Deux minutes après avoir juré fidélité à la République, une minute après avoir chargé Romano Prodi de former le gouvernement, Giorgio Napolitano devrait se présenter devant les caméras et annoncer, sur les trois télévisions publiques, des mesures d’urgence pour le foot.

L’annulation des dix derniers championnats. La dissolution de tous les organismes fédéraux. L’envoi à Allemagne 2006 de l’équipe nationale amateurs. L’interdiction perpétuelle de faire payer les matches à la télé et la reconversion des émissions sportives, en les consacrant intégralement au water-polo, à l’athlétisme, au rugby et à l’haltérophilie, en laissant à la radio l’exclusivité de la chronique des deuxièmes mi-temps des matches de première division.

Le prix d’un euro pour l’entrée aux stades de n’importe quelle catégorie, sans aucune distinction entre la tribune des VIP et la courbe. Plus, s’il décidait aussi, à titre symbolique, d’envoyer la Juventus en deuxième division - une année au moins - cela serait parfait. La meilleure façon de "contribuer à la sérénité de la nation" : le pays est divisé et le championnat du monde plane.

L’assomption des pleins pouvoirs présidentiels sur le ballon n’est pas prévue par la Constitution mais on pourrait faire une entorse - seulement une et seulement celle-là - à notre respect pour la Charte des pères constituants. Une entorse tolérable - sinon nécessaire - et certainement plus adaptée aux besoins populaires que celle, un peu golpiste, que propose, dans Il Foglio, Piero Fassino, supporter suspect de la Juventus.

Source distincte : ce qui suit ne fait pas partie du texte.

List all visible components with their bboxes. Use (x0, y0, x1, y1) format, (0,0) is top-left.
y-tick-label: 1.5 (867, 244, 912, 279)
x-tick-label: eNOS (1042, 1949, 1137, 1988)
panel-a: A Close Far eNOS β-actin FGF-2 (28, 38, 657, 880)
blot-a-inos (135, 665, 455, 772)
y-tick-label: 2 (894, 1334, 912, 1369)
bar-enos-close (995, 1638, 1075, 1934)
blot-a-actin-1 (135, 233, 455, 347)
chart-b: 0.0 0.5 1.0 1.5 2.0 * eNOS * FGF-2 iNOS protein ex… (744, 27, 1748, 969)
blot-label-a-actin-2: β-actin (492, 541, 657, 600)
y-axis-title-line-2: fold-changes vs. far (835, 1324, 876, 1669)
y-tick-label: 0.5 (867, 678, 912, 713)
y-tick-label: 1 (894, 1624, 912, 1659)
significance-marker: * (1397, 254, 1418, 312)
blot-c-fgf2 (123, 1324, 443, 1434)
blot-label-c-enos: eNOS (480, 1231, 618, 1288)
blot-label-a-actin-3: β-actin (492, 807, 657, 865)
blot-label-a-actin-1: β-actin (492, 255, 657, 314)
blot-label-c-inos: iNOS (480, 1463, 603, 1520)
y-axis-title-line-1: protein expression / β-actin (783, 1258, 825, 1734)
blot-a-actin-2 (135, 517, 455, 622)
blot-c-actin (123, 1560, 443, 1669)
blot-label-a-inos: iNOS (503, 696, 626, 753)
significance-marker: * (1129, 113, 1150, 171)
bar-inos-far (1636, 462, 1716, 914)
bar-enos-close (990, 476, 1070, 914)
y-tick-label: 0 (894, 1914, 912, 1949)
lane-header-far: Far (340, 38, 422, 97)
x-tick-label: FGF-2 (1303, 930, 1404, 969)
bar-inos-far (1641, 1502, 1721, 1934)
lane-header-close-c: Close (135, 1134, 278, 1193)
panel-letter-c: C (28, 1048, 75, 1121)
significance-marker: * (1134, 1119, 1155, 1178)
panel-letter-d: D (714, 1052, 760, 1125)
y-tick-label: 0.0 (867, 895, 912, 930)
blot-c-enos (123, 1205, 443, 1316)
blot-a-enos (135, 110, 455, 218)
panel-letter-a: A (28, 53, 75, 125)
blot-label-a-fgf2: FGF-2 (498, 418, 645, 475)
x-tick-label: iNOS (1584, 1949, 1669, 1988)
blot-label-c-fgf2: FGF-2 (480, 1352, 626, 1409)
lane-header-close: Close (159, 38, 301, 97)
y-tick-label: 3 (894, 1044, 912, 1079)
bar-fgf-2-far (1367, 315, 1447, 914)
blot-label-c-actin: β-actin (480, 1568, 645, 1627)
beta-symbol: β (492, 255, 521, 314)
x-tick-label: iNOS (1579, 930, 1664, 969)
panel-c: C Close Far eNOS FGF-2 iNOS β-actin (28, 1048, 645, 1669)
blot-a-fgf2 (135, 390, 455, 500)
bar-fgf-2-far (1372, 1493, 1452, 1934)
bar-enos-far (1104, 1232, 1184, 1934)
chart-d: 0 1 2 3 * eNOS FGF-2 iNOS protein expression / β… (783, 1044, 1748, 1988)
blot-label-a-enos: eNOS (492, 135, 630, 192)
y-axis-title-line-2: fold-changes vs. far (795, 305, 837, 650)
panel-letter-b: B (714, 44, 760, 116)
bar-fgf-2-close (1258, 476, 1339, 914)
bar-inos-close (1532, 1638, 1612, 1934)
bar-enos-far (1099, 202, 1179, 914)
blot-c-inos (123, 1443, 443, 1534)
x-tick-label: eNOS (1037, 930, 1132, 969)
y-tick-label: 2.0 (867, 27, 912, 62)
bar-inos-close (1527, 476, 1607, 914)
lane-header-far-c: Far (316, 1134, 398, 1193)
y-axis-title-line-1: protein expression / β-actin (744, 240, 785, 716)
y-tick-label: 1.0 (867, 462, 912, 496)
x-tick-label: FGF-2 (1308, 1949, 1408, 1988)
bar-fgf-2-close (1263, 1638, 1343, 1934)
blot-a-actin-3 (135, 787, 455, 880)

Et qu’on ne nous dise pas que l’intervention de Napolitano serait une chose peu sérieuse pour le plus haut représentant institutionnel. Si le foot est une métaphore de la vie, il est aujourd’hui la représentation d’une métastase, le paradigme d’une logique de pouvoir qui a beaucoup à faire avec le berlusconisme (en laissant de côté la couleur, dans le foot, de l’ancien président du conseil). Pour soigner l’Italie on devra bien commencer quelque part, pourquoi ne pas le faire du "lieu" qui concentre les intérêts de quelques millions d’Italiens en leur redonnant une chance de salut.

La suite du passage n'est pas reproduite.